Last week, a customer called with a fairly normal request: predict how shipping rates will change this year, so he could give one of his customers a quote for an upcoming order “delivered duty paid” (DDP).  In other words, he needed help estimating what the shipping costs would be between now and November, because his customer probably wouldn’t place the order right away, and he (the seller) would be responsible for the full shipping costs, which can vary quite a lot during the course of a year.

In a “normal” year we could give him a good idea of what to expect between now and November.  But this year, like pretty much every year since the pandemic, hasn’t been normal.

Last year, in 2023, was the era of the “shipper’s revenge.” The world was still recovering from excess inventory after COVID, and low demand led to lower rates, which was great for shippers, but carriers suffered and were sometimes even operating at a loss.

This led to lower supply, as carriers weren’t booking sailings or were skipping ports, so prices began to creep up again.

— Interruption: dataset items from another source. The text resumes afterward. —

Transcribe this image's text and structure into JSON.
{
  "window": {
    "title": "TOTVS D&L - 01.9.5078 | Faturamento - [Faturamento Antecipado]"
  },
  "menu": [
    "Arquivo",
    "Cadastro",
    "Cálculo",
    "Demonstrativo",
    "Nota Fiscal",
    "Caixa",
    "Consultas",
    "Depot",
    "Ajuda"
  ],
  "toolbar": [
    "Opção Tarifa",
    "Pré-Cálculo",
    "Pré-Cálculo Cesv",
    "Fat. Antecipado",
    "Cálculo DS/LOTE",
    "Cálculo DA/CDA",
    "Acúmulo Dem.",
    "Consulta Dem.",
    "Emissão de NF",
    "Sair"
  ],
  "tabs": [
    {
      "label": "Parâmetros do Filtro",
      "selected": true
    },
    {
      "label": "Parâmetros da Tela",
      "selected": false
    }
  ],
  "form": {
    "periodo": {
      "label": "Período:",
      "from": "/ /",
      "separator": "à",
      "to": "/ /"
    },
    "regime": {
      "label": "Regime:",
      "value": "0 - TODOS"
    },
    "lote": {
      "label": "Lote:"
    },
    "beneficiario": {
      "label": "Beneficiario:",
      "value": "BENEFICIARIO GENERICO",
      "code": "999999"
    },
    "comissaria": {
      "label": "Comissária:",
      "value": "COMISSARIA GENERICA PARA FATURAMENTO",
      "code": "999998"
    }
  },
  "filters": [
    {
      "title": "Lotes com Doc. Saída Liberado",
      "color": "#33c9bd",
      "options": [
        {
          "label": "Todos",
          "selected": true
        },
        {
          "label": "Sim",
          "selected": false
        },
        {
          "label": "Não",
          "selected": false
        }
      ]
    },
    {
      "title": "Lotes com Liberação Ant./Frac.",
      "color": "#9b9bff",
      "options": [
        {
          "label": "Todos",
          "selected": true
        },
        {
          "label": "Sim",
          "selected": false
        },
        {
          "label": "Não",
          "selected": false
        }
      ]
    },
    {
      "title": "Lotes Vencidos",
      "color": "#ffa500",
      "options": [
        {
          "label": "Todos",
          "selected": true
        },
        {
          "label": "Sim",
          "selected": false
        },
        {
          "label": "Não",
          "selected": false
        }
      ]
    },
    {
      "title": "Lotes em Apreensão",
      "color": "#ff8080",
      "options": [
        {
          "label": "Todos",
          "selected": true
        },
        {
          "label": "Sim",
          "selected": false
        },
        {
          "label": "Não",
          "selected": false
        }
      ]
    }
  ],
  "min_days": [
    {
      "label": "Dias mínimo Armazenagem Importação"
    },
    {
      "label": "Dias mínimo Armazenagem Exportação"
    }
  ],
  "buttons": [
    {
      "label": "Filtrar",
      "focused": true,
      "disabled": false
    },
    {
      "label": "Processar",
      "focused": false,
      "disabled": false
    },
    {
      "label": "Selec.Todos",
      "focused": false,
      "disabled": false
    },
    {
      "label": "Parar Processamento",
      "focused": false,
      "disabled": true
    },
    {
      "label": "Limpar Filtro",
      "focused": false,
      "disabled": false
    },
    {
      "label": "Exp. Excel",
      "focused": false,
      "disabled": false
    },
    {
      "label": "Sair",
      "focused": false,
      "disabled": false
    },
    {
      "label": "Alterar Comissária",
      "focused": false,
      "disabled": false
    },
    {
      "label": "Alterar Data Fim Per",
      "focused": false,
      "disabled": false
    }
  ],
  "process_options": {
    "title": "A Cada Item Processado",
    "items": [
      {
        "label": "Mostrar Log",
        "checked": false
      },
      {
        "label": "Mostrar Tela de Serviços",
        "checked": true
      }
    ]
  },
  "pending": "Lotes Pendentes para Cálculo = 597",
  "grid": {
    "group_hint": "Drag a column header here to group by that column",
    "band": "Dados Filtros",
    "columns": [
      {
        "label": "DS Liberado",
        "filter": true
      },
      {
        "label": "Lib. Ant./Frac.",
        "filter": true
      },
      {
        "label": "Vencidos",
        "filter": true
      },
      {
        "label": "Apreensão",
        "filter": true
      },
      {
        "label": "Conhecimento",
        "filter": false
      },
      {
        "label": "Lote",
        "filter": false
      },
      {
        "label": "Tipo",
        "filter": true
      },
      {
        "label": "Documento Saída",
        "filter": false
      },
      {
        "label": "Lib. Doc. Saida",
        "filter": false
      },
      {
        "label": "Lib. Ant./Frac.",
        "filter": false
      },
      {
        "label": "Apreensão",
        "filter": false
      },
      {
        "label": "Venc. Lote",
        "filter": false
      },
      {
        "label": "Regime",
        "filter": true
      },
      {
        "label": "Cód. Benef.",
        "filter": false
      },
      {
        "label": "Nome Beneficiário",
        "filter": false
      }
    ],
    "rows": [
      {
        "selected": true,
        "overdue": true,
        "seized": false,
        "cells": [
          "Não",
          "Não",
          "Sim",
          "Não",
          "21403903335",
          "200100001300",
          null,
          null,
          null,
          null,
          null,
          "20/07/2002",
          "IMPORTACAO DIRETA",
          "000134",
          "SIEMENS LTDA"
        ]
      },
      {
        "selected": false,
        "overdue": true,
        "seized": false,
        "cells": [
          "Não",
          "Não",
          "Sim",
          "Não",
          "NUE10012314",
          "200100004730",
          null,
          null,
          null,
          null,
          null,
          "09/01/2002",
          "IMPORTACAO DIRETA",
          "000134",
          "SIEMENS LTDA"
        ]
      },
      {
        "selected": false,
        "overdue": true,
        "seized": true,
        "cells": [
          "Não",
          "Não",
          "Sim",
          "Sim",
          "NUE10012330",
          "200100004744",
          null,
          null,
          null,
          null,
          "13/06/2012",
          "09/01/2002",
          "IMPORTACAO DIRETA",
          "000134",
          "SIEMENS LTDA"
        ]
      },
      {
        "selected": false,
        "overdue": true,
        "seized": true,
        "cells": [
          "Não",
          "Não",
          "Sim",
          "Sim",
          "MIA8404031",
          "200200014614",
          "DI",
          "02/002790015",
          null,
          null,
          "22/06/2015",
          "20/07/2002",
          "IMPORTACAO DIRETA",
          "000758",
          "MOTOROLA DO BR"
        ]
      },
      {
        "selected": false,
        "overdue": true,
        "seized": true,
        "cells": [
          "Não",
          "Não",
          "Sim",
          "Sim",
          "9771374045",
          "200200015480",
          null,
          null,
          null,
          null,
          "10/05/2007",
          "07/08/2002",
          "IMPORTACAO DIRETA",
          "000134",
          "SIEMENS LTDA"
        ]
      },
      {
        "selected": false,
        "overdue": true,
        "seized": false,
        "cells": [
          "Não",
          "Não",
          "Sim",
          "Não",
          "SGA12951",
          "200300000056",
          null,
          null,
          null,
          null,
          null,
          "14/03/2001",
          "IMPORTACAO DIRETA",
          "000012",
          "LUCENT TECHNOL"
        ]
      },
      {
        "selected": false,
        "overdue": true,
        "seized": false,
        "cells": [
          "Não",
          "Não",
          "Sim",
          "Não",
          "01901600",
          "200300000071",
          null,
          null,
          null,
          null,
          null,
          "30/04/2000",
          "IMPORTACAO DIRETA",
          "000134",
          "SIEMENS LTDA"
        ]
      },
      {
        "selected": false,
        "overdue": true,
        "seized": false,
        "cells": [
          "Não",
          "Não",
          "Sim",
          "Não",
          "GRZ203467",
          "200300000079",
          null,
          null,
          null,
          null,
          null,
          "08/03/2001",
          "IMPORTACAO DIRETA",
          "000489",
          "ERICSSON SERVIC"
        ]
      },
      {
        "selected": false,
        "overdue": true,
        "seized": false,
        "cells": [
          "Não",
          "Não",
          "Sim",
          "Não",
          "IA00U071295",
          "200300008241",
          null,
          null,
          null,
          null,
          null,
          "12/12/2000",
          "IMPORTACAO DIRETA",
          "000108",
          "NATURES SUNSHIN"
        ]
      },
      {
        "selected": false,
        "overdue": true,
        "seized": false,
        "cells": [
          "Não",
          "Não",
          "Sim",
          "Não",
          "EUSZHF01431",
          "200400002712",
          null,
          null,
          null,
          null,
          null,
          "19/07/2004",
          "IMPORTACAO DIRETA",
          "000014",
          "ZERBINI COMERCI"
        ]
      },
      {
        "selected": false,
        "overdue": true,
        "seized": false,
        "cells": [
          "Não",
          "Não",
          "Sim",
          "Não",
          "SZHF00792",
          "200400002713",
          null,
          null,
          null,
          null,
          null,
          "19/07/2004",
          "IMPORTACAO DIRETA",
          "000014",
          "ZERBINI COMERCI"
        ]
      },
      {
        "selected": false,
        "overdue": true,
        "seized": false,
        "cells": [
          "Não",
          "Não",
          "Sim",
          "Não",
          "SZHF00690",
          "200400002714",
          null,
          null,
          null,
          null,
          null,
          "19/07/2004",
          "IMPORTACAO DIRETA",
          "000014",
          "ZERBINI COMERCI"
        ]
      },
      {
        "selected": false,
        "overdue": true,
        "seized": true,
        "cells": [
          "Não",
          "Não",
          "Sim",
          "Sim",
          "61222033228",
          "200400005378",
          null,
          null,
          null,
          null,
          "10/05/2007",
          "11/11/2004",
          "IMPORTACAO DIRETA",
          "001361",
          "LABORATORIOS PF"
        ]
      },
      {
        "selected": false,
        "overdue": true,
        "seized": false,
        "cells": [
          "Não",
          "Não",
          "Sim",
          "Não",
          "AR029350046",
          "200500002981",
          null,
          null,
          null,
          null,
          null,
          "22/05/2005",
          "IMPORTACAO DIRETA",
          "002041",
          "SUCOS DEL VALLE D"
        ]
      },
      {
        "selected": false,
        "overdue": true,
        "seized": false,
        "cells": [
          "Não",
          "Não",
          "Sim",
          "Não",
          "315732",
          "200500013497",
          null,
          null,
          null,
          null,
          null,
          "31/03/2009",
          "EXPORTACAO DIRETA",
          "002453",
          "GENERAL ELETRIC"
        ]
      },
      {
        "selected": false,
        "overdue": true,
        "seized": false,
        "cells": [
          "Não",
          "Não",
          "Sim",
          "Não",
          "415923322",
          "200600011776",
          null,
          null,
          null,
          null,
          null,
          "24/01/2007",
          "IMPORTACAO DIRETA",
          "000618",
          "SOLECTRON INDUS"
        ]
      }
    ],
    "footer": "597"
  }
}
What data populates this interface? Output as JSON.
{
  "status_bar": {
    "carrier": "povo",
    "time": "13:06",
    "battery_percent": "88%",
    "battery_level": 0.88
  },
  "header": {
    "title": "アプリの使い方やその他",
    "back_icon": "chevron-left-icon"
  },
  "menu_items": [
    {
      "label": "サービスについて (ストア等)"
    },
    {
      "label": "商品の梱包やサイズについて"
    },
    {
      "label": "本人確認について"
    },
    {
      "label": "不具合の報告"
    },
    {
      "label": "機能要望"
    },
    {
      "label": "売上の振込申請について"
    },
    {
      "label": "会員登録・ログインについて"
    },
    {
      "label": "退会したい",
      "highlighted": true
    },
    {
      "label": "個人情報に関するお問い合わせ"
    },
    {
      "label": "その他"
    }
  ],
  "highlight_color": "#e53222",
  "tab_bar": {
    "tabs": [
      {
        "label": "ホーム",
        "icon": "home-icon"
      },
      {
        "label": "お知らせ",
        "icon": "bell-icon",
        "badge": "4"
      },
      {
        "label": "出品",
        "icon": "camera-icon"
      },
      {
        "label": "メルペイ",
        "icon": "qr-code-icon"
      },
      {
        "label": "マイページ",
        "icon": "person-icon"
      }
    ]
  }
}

But so far this year, we’ve seen a different trend.  Leading up to May, there was a jump of nearly $1,000 for the average container from Asia to the Eastern United States, and it wasn’t just a fluke – this increase has stuck around.  Leading up to May 15th, 2024, based on carrier general rate increase (GRI) filings, there were going to be additional price increases.

And sure enough, the May 15th increase was $1,000.  The June 1st increase is expected to be another $1,000.

How Will Prices Change for the Rest of the Year?

Last year, prices were less than half of what we’re currently seeing for a typical shipment from Asia to the East Coast of the United States.  With increased demand – and even a container shortage – power has shifted back to the ocean carriers, and prices will likely continue to increase. We expect that they will continue to increase throughout the summer; not as high as they were during COVID, but still quite high.

By October or November, rates will probably plateau; following by a small drop early next year.  This means that for the rest of 2024, availability will be an issue, with rollovers, where carriers shift containers from one vessel to another due to overbooking, becoming fairly common.  This will impact scheduling and delivery times; so planning ahead will be even more important than “normal” years.

Sellers who typically price their products DDP may want to consider quoting differently, or at least build in a good buffer to ensure you’re not losing a ton of money on shipping when it comes time to deliver.

Regardless, anyone who needs to ship to keep their business running should ensure they’re working with a strategic freight forwarding partner who can help them navigate the expected price increases, helping make informed decisions about when to cut costs and when to invest.  This way, you can keep your business running smoothly despite increased shipping costs.